This is the 2nd post on spark quirky characteristics. This is another one concerning corrupt files like what we covered in another post and how count behaves. This one can really throw people and leave them concerned about the use of spark and whether to trust it.
1st we’re gonna create a corrupt file to load. I’m using databricks for convenience.
broken_schema_txt = """category,subcategory,size
"widget A","slider 1",2
"widget A","slider 2",4
"widget C\\","slider 1",3
"widget D","slider 1",5
"widget E","slider 1",7
"""
filename = "broken_schema.csv"
tmp_path = f"/tmp/{filename}"
path = f"/FileStore/{filename}"
with open(tmp_path, "w") as file:
file.write(broken_schema_txt)
dbutils.fs.cp(f"file:{tmp_path}", path)
Next create a schema to load it.
from pyspark.sql.types import ArrayType,StructField,StructType,IntegerType,StringType
schema = StructType([
StructField("category",StringType(),True),
StructField("subcategory",StringType(),True),
StructField("size",IntegerType(),True)
])
Load the file, using badrecords path to bump out our broken records.
from pyspark.sql.functions import col
options = {
"header": True,
"delimiter": ',',
"escape": '\\',
"badRecordsPath": "/FileStore/broken_schema_badRecords"
}
df = (spark
.read
.format("csv")
.options(**options)
.schema(schema)
.load(path))
Action that with a count.
df.count()
Wait! What! 5! But when we display the records there is 4, because 1 row was bad and was excepted out to the bad records path. Is the count wrong?
What is happening here is that the count action is trying to be efficient. It doesn’t care what’s in the row, it only cares about the row delimiter and so doesn’t fully parse the data.
Furthermore if you try to investigate the exception records at the bad path after the count action to get the count of excepted records the value will be 0 because there won’t be any. If we call count after the display() we’ll get 4 and the exception records will be written to the bad records path.
Thinking about how distributed map reduce works then this seems very intuitive but not if you’re used to working with a traditional RDBMS.
So how do we get an accurate count and get the rows to exception out as bad records? What can we do if we don’t want to call display or any other action? We need to do something that will fully materialise the dataframe. Spark has a bunch of actions but we don’t want to call one that is superfluous to the main aim, it just seems costly.
If you want to trap the count and validate records before doing further transformations and writing the data to the destination we can cache() it. A cache() is not an action, but if you call count after it then spark will fully parse the data. The counts will be correct and data rows will be excepted to the bad records path.

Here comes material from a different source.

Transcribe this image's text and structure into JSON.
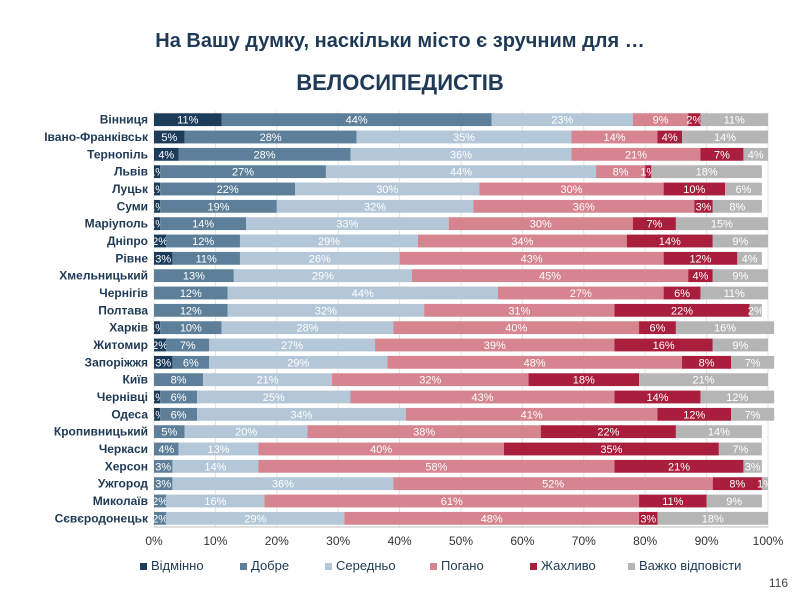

from pyspark.sql.functions import col
options = {
"header": True,
"delimiter": ',',
"escape": '\\',
"badRecordsPath": "/FileStore/broken_schema_badRecords"
}
df = (spark
.read
.format("csv")
.options(**options)
.schema(schema)
.load(path))
df.cache()
df.count()
And the count is correct! This can really throw people if you have a massive transform in play and your checking record counts that don’t add up. Since it’s happening way back in the read and depends where the count is called.
Knowing this you might be tempted to do this to get valid counts and invalid counts for auto reconciliation and logging frameworks.
invalid_count = df.count()
df.cache()
valid_count = df.count()
Don’t ever do this! Always trigger the rows to go to the bad record path and count those. Since if the builders of spark ever change this behavior or other behaviors around record parsing then your solution might be in trouble.
Lastly lets look at the query plans to see if there’s any difference using df.explain(). 1st without the cache.
FileScan csv [category#363,subcategory#364,size#365] Batched: false, DataFilters: [], Format: CSV, Location: InMemoryFileIndex(1 paths)[dbfs:/FileStore/broken_schema.csv], PartitionFilters: [], PushedFilters: [], ReadSchema: struct<category:string,subcategory:string,size:int>
And now with the cache. There’s clearly an in memory scan of the data here, so seems like obvious behavior. Since it’s gonna cache the full dataset for what ever comes next.
InMemoryTableScan [category#411, subcategory#412, size#413]
+- InMemoryRelation [category#411, subcategory#412, size#413], StorageLevel(disk, memory, deserialized, 1 replicas)
+- FileScan csv [category#411,subcategory#412,size#413] Batched: false, DataFilters: [], Format: CSV, Location: InMemoryFileIndex(1 paths)[dbfs:/FileStore/broken_schema.csv], PartitionFilters: [], PushedFilters: [], ReadSchema: struct<category:string,subcategory:string,size:int>
When hitting weirdness, looking at the query plan offers clues as to what’s going on; it doesn’t matter what the data engine is.
Having worked on spark for a while then main draw back with the dataframe API’s is not having a specific action to simply execute the query plan with no other side effect. E.g. in sql you write a sql query and execute it. I would like to see an execute() action in spark that does nothing more that execute the query plan rather than using hacks like cache() or other actions to get the desired effect.